Rev. Franklin Graham is putting his money where his mouth is as he announced on social media this week that the Billy Graham Evangelistic Association is dropping its account at Wells Fargo.
The change to another bank is fallout from Wells Fargo's advertisement depicting a lesbian couple adopting a child, according to The Gospel Herald.
“Every day it is something else!” Graham, son of the renowned evangelist, wrote in a Facebook post. “Tiffany's started advertising wedding rings for gay couples. Wells Fargo bank is using a same-sex couple in their advertising.

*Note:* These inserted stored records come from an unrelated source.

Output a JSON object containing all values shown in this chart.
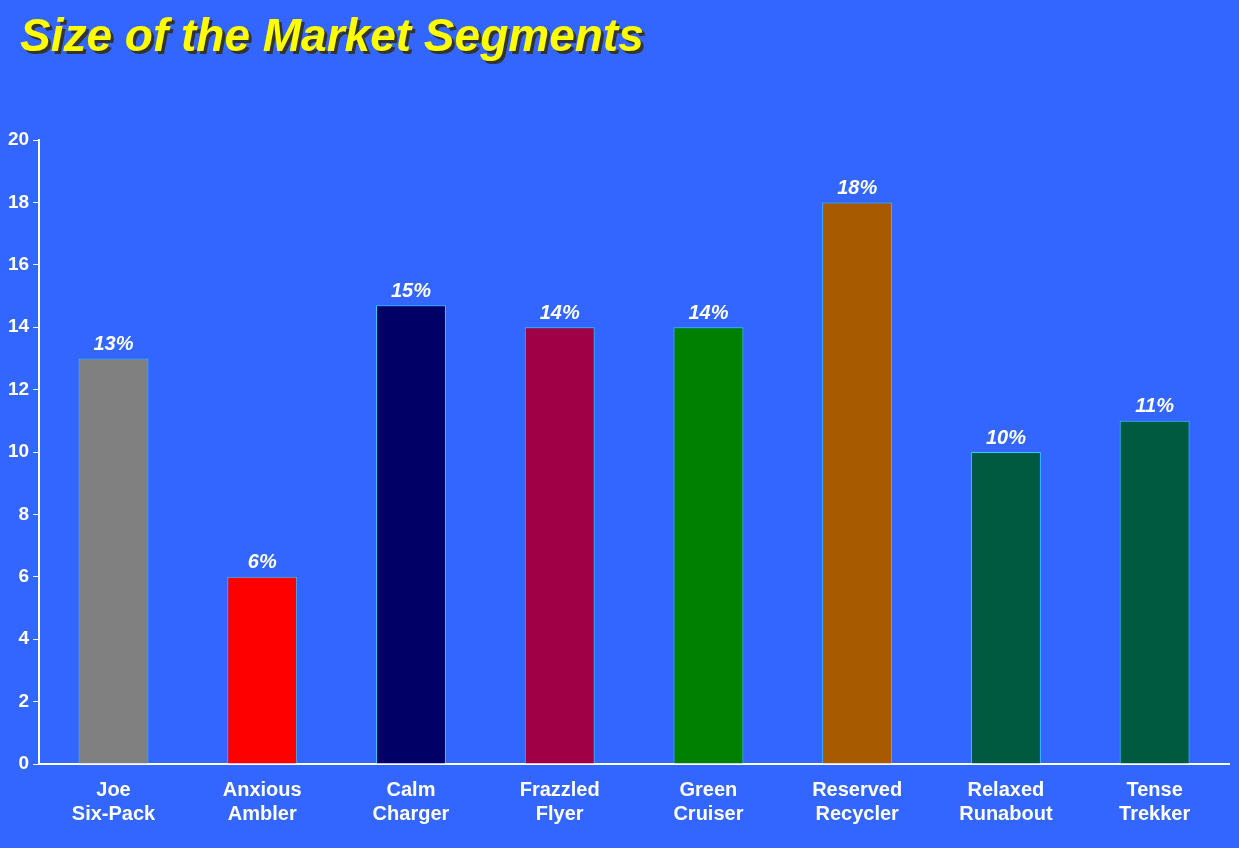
{
  "chart_data": {
    "type": "bar",
    "title": "Size of the Market Segments",
    "categories": [
      "Joe Six-Pack",
      "Anxious Ambler",
      "Calm Charger",
      "Frazzled Flyer",
      "Green Cruiser",
      "Reserved Recycler",
      "Relaxed Runabout",
      "Tense Trekker"
    ],
    "values": [
      13,
      6,
      14.7,
      14,
      14,
      18,
      10,
      11
    ],
    "colors": [
      "#808080",
      "#ff0000",
      "#000066",
      "#a00045",
      "#008000",
      "#a85a00",
      "#005a40",
      "#005a40"
    ],
    "value_labels": [
      "13%",
      "6%",
      "15%",
      "14%",
      "14%",
      "18%",
      "10%",
      "11%"
    ],
    "ylim": [
      0,
      20
    ],
    "yticks": [
      0,
      2,
      4,
      6,
      8,
      10,
      12,
      14,
      16,
      18,
      20
    ],
    "grid": false,
    "legend": false
  }
}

And there are more.”
Graham expressed discontent with “the tide of moral decay . . . being crammed down our throats by big business, the media, and the gay & lesbian community,” accord to The Herald.
In a seemingly eureka moment for Graham, he expressed a free-market solution.
“It has dawned on me that we don't have to do business with them,” Graham wrote. “And guess what — we don't have to shop at Tiffany & Co., there are plenty of other jewelry stores.”
The reverend encouraged that, with “the power of choice,” Christian can fight “those who promote sing and stand against Almighty God’s laws and His standards.”
Wells Fargo spokeswoman Christina Kolbjornsen defended the commercial Monday, according to the Washington Times.
“At Wells Fargo, serving every customer is core to our vision and values,” Kolbjornsen said. “Diversity and inclusion are foundational to who we are as a company. Our advertising content reflects our company’s values and represents the diversity of the communities we serve.”
Graham is not the only one criticizing companies for using LGBT relationships in advertisements.
In Brazil, the cosmetic company O boticário — which translates to "Apothecary" in English — produced a commercial for its unisex fragrances that features both homosexual and heterosexual couples, according to Gay Star News
O boticário released a statement saying it believed in “the beauty of relationships” and wanted “to address with respect and sensitivity, the current resonance on the different forms love — regardless of age, race, gender, or sexual orientation.”
The company’s Facebook page has received more than 3,000 mixed comments, and at least 20 comments have been sent to Bonar, the National Council for Advertising Self-Regulation. The agency is expected to make a ruling as to whether or not the commercial may be shown within 45 days of receiving the complaints.
In the United States, gay rights activists have developed boycott campaigns against flower shops, bakeries, and other small business that have refused to serve gay couples.